SCARTI E ABBANDONI

Topolò è un paese in una terra di confine, dove un tempo la strada sembrava terminare, arresa all’impenetrabile vuoto della frontiera. Il confine segna la separazione ed allo stesso tempo è spazio di congiunzione. A Topolò esso è stato vissuto come un passaggio negato e Topolò come un paese ai margini dal quale partire in un unico movimento di uscita. E noi è lì che siamo diretti, a Postaja Topolove (Stazione Topolò), per sostare ed intraprendere altri viaggi di andata e ritorno in un movimento di reinvenzione del luogo di frontiera, che da ostacolo diventa opportunità.

La ‘Stazione di Topolò’ ha rotaie fatte di sassi, legno, terra e acqua, elementi manipolati in forma di casa, stalla, fienile; forme che contengono intense vicende di famiglie di cui sono in pochi a serbare memoria. La maggior parte delle case sono forme spente che vengono rianimate con l’arrivo degli artisti, i nuovi ospiti, che interagiscono con le realtà del luogo, le tracce di un passato e la sua gente. Lo spopolamento del paese fa da eco costante alla sua rivisitazione artistica. Topolò diventa stazione, crocevia di storie, cantiere di idee creative in un impasto di ethos festivo.
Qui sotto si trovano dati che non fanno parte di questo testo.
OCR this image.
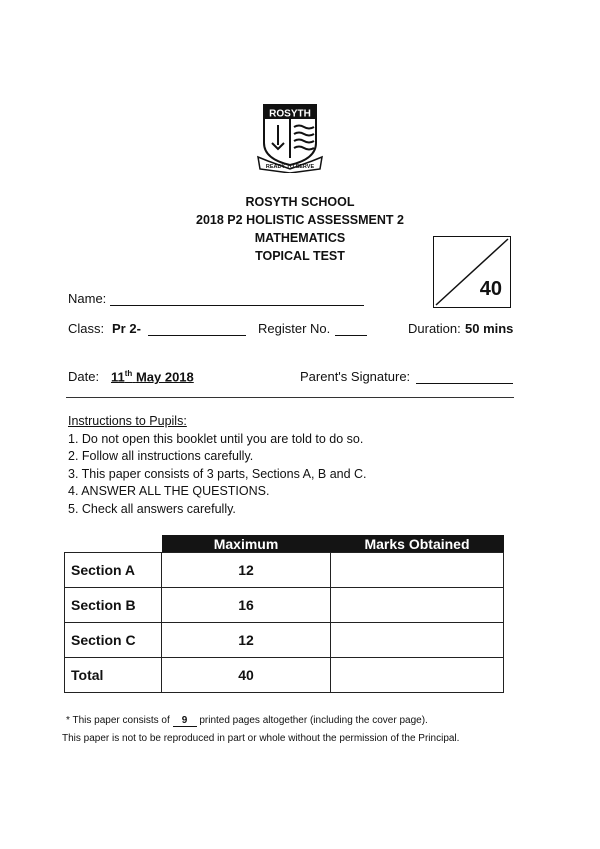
ROSYTH
READY TO SERVE
ROSYTH SCHOOL
2018 P2 HOLISTIC ASSESSMENT 2
MATHEMATICS
TOPICAL TEST
40
Name:
Class: Pr 2-	Register No.	Duration: 50 mins
Date: 11th May 2018	Parent's Signature:
Instructions to Pupils:
1. Do not open this booklet until you are told to do so.
2. Follow all instructions carefully.
3. This paper consists of 3 parts, Sections A, B and C.
4. ANSWER ALL THE QUESTIONS.
5. Check all answers carefully.
	Maximum	Marks Obtained
Section A	12	
Section B	16	
Section C	12	
Total	40	
* This paper consists of 9 printed pages altogether (including the cover page).
This paper is not to be reproduced in part or whole without the permission of the Principal.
Sono giorni di festa ora: spettacoli estemporanei e memorie scolpite in uno spazio che coniuga confini geografici e tempi senza limite. Giovani studenti si incontrano e cominciano percorsi di riflessione artistica, ed è qui che, in tempi maturi, metteranno in scena il loro spettacolo. Altri artisti s’addentrano nelle storie degli abitanti del paese, quei pochi rimasti, raccogliendone memorie in seguito proiettate sui muri del paese. Alcune pietre sono crollate ed è con esse che forse non si segnerà più un confine di ‘appartenenza’, ma si creerà qualcosa di nuovo; raccolte da terra per dare supporto a nuove strutture, diventeranno l’espressione di nuove interazioni, talvolta effimere, ma irripetibili nel loro riapparire estivo.

In un paese che oscilla continuamente tra realtà e virtuale, una scia d’aereo nel cielo riporta alla mente il rullare del tabellone degli arrivi dell’aeroporto di Topolò, aperto in una delle ultime edizioni della ‘Postaja’. All’inaugurazione erano presenti tutte le autorità virtuali del paese: il direttore della Ingold Airlines, una compagnia aerea di Colonia (vera, così mi hanno detto), tra una diapositiva di powerpoint ed un sorriso ammiccante, indicava alla platea la luce lampeggiante al di là della vallata. In una qualsiasi sala d’aspetto il rumore delle tavolette dei caratteri che girano ricombinandosi si perderebbe tra il brusio generale, ma nella notte di Topolò questo ticchettio periodico ed inesorabile squarciava la notte e si sovrapponeva al lontano scroscio del torrente creando una tensione ed un clima di attesa ancora più forte di quello che si respira nei terminal. Quelli veri.

Questa sera, invece, è in programma l’‘Also sprach Zaratustra’. Suonerà la Young Musicians’ International Symphony Orchestra, composta da alcune decine di giovani tra i 13 ed i 17 anni, provenienti dall’area che dalla Bielorussia scende fino alla Macedonia.
Sul programma c’è scritto ‘Auditorium Potok’: suoneranno nell’‘auditorium torrente’. È uno spiazzo che normalmente viene utilizzato come parcheggio, ma stanotte sarà un teatro. C’è energia e tensione nell’aria. È il primo concerto sinfonico della storia di Topolò.

Silenzio. Lo spettacolo ha inizio. Il brusio scende gradatamente, fino al momento in cui si avverte, in lontananza, il fruscio del torrente che incontra la prima nota della giovane, vera, orchestra in un turbinio di suoni. E la stazione si riempie di passeggeri.